Hearst Corporation is one of the world's largest publishers of monthly magazines, with 16 US titles and 97 international editions distributed in more than 100 countries. It is also a newspaper publisher and broadcaster; syndication company includes rights to Hagar the Horrible.

Hearst has many versions of its magazines internationally (Cosmo is published in more than 30 countries from France to Indonesia). Imported Glenda Bailey, editor of UK Marie Claire (a title owned by Hachette of France and published with IPC in the UK), for US launch of the title. Hearst joined with film group Miramax to launch high profile monthly Talk in September 1999 with Tina Brown as editor. Brown, with her husband Harold Evans, were leading members of British contingent in New York. After a successful career in London on Vogue, she went on to revive Vanity Fair and The New Yorker. Talk closed in 2001. Brown revived links with Conde Nast, taking on editorial advisory board role for their contract launch Tate.

News Magazines

News Magazines was the consumer magazine division of Rupert Murdoch's UK publishing arm, News International. The division was set up in 2005 with a brief to capitalise on the growing market for weeklies – the group's Sun daily has lost readers to the weekly lad's magazines Zoo and Nuts. NI already had two monthly spin-offs from the Sunday Times newspaper: Travel (a contract title by River since 1993) and Inside Out, though this 2006 launch closed in 2007.

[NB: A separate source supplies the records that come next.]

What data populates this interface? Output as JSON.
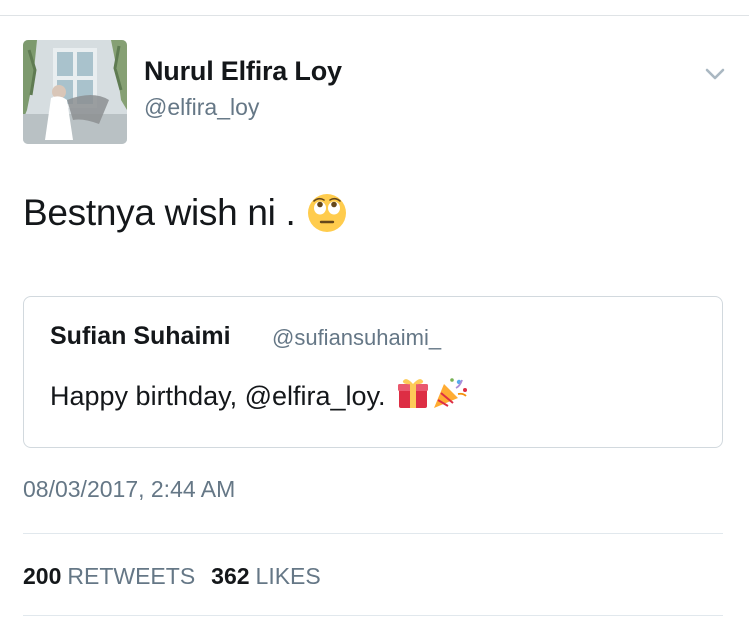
{
  "author": {
    "display_name": "Nurul Elfira Loy",
    "handle": "@elfira_loy",
    "avatar_icon": "profile-photo"
  },
  "tweet": {
    "text": "Bestnya wish ni .",
    "emoji": "face-with-rolling-eyes"
  },
  "quoted_tweet": {
    "display_name": "Sufian Suhaimi",
    "handle": "@sufiansuhaimi_",
    "text": "Happy birthday, @elfira_loy.",
    "emojis": [
      "wrapped-gift",
      "party-popper"
    ]
  },
  "timestamp": "08/03/2017, 2:44 AM",
  "stats": {
    "retweets_count": "200",
    "retweets_label": "RETWEETS",
    "likes_count": "362",
    "likes_label": "LIKES"
  },
  "colors": {
    "text_primary": "#14171a",
    "text_secondary": "#657786",
    "divider": "#e1e8ed"
  }
}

The women's weekly Love It! mixed celebrity with real life stories. It was the first launch by News Magazines in February 2006. The company was reported to be developing another weekly for launch in early 2007 under former Hello! editor Maria Trkulja. However, this – and a rumoured news magazine called Spectrum – have went quiet after the division won the contract to publish Sky for its sister company BSkyB.

News Magazines sold Love It! to Hubert Burda Media in 2008. In 2015, Manchester-based ACH Publishing took over Love It! and merged it with its own women's weekly, OMG!.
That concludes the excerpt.